Honda Insight Forum banner

1 - 10 of 10 Posts

·
Registered
Joined
·
211 Posts
Discussion Starter #1
Is the aluminum body a ground source like a steel body is on a regular car? I know aluminum was used in household wiring for a brief time in the 60's-70's era, but I was under the impression that it is not a good conductor.

So, can you just ground wires to any bolt that contacts the body? (That doesn't seem right. I know a lot of these bolts have a special coating on them to prevent corrosion between dissimilar metals so I don't think I should mess with them.)

Or should I tap in to the ground for the illumination light for the rear license plate? (I was afraid this might cause interference with stereo components.)


(I'm hooking up the Pioneer XM receiver in my hatch. There is a ground wire on the IP Bus cable that has to be grounded somewhere near the XM receiver, which in my case is back near my spare tire.)
 

·
Registered
Joined
·
2,448 Posts
I have the amp under the passenger seat grounded to one of the bolts that holds in the seat. It works fine, alluminum is a great conductor. If your grounding something in the rear of the car a good place to ground to could be one of the bolts that holds the cover on the do not open box.
 

·
Registered
Joined
·
211 Posts
Discussion Starter #3
Thanks, Rick...

Thanks for the info.

Those bolts that hold the "Do Not Remove" lid in place must not be the type that have to be replaced when you remove them, then (the coated ones)? They are aluminum, too?

I hadn't thought about it until I read your response, but aluminum, while not as good a conductor as copper, must be better than steel.
 

·
Registered
Joined
·
2,448 Posts
Nope, had those bolts off once (just don't tell Honda that :wink: ), they are normal bolts accept for the 6 torx (is that how you spell it) bolts that are supposed to prevent you from opening the box. The alluminum will conduct just fine. Look under the hood, the main ground wire goes right to the alluminum frame of the car.
 

·
Premium Member
Joined
·
498 Posts
Insighter said:
I know aluminum was used in household wiring for a brief time in the 60's-70's era, but I was under the impression that it is not a good conductor.
That's in comparison with copper (what we now use in wires). But compared to steel, aluminum is a tremendous improvement!
 

·
Registered
Joined
·
211 Posts
Discussion Starter #7
Thanks...

Thanks, Armin. That's what I wanted to hear. Are you an electrician?

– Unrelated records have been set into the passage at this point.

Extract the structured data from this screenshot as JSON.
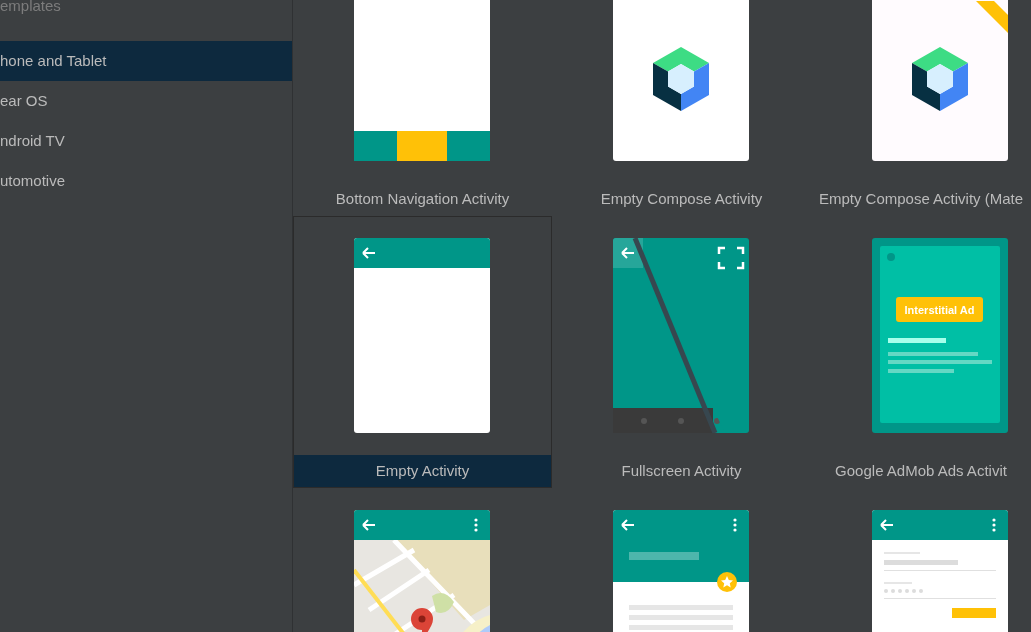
{
  "sidebar": {
    "title": "emplates",
    "items": [
      {
        "label": "hone and Tablet",
        "selected": true
      },
      {
        "label": "ear OS",
        "selected": false
      },
      {
        "label": "ndroid TV",
        "selected": false
      },
      {
        "label": "utomotive",
        "selected": false
      }
    ]
  },
  "templates": [
    {
      "kind": "bottom-nav",
      "label": "Bottom Navigation Activity",
      "selected": false
    },
    {
      "kind": "compose",
      "label": "Empty Compose Activity",
      "selected": false
    },
    {
      "kind": "compose-material",
      "label": "Empty Compose Activity (Mate",
      "selected": false
    },
    {
      "kind": "empty",
      "label": "Empty Activity",
      "selected": true
    },
    {
      "kind": "fullscreen",
      "label": "Fullscreen Activity",
      "selected": false
    },
    {
      "kind": "admob",
      "label": "Google AdMob Ads Activit",
      "badge": "Interstitial Ad",
      "selected": false
    },
    {
      "kind": "maps",
      "selected": false
    },
    {
      "kind": "scrolling",
      "selected": false
    },
    {
      "kind": "login",
      "selected": false
    }
  ]
}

And thanks for everyone's responses. I don't want to assume anything with such a new car.
 

·
Premium Member
Joined
·
498 Posts
you're welcome

No problem. I'm an electronic engineer with a background in EVs. But don't tell anyone or they'll all want me to redesign their Insights :shock:

btw, I use a bolt from the passengers seat for my amp, too.
 

·
Premium Member
Joined
·
4,942 Posts
Insighter said:
Is the aluminum body a ground source like a steel body is on a regular car? I know aluminum was used in household wiring for a brief time in the 60's-70's era, but I was under the impression that it is not a good conductor.

<snip>
The problem with aluminum as a conductor is making sure the end point connections don't oxidize (rust). The aluminum oxide creates quite a bit of resistance and forms much faster than copper in similar conditions. And when put under a _sufficent_ electrical load resistance causes heat and possibly fire. Most frequently simply an open circut or insuffucent voltage type failure.

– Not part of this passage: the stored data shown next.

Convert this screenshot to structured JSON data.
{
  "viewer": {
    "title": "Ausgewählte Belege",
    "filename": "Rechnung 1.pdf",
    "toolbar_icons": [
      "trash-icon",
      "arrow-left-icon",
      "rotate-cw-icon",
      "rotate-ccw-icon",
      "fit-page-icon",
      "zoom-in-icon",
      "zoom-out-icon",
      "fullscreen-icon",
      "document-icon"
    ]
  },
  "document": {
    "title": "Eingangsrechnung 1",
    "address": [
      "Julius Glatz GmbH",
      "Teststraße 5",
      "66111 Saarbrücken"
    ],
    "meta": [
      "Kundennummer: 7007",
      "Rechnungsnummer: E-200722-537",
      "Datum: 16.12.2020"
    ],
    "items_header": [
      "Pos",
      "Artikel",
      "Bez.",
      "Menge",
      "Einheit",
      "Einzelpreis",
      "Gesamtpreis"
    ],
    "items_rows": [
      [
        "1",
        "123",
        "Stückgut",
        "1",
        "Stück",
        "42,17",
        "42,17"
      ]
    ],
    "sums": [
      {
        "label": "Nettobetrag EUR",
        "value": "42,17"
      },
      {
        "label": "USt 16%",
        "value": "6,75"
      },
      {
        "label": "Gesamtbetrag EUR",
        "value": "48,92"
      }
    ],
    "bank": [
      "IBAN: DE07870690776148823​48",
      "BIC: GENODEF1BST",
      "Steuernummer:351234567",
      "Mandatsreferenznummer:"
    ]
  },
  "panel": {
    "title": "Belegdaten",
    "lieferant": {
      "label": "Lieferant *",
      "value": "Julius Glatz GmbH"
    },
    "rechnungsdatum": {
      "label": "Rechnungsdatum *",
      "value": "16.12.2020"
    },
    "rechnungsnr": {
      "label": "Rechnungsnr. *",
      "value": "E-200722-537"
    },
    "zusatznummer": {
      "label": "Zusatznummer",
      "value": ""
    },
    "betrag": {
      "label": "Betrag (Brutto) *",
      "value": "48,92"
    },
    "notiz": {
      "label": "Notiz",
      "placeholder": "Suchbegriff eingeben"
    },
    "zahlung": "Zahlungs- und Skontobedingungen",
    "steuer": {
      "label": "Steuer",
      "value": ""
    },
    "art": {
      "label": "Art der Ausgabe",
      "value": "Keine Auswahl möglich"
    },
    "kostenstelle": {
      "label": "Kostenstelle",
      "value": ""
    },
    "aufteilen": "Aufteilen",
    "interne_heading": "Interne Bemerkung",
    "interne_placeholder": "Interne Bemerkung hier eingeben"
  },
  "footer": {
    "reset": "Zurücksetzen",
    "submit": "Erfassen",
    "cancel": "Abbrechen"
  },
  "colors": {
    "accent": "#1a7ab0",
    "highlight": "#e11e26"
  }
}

By load capacity Copper is technically a better conductor than Aluminum and of the "standard" metals Silver is the best.

In relation to the Insight the only real precautions need be that the point is scraped to the bare metal and the ground lug is mechanically tight. An extra precaution especially in areas that might get wet would be to coat the connection with paint or other waterproof substance. Connection faliure will be accelerated by a process known as galvanic corrision caused by a weak electric current in the presence of dissimilar metals and moisture.

John K. Bullock
aka Insightful Trekker
 

·
Registered
Joined
·
242 Posts
"I know aluminum was used in household wiring for a brief time in the 60's-70's era, but I was under the impression that it is not a good conductor."

<snip>

"The problem with aluminum as a conductor is making sure the end point connections don't oxidize (rust). The aluminum oxide creates quite a bit of resistance and forms much faster than copper in similar conditions. And when put under a _sufficent_ electrical load resistance causes heat and possibly fire. Most frequently simply an open circut or insuffucent voltage type failure."

<snip>

Actually, aluminum is still used in most new houses - at least here in the east. It's used for service entrance cables and major appliance circuits by many electricians, but no longer used for general lighting circuits (the general lighting circuits were where the problems occured).

Aluminum will oxidize, but it won't rust. If you're concerned about oxidation, you can pick up some anti-oxidant at your nearest home center in the electrical department, but I doubt that you'd need it for the low volt dc stuff in the car. Might not hurt to use it for wiring connections under the hood where there's more exposure to the elements.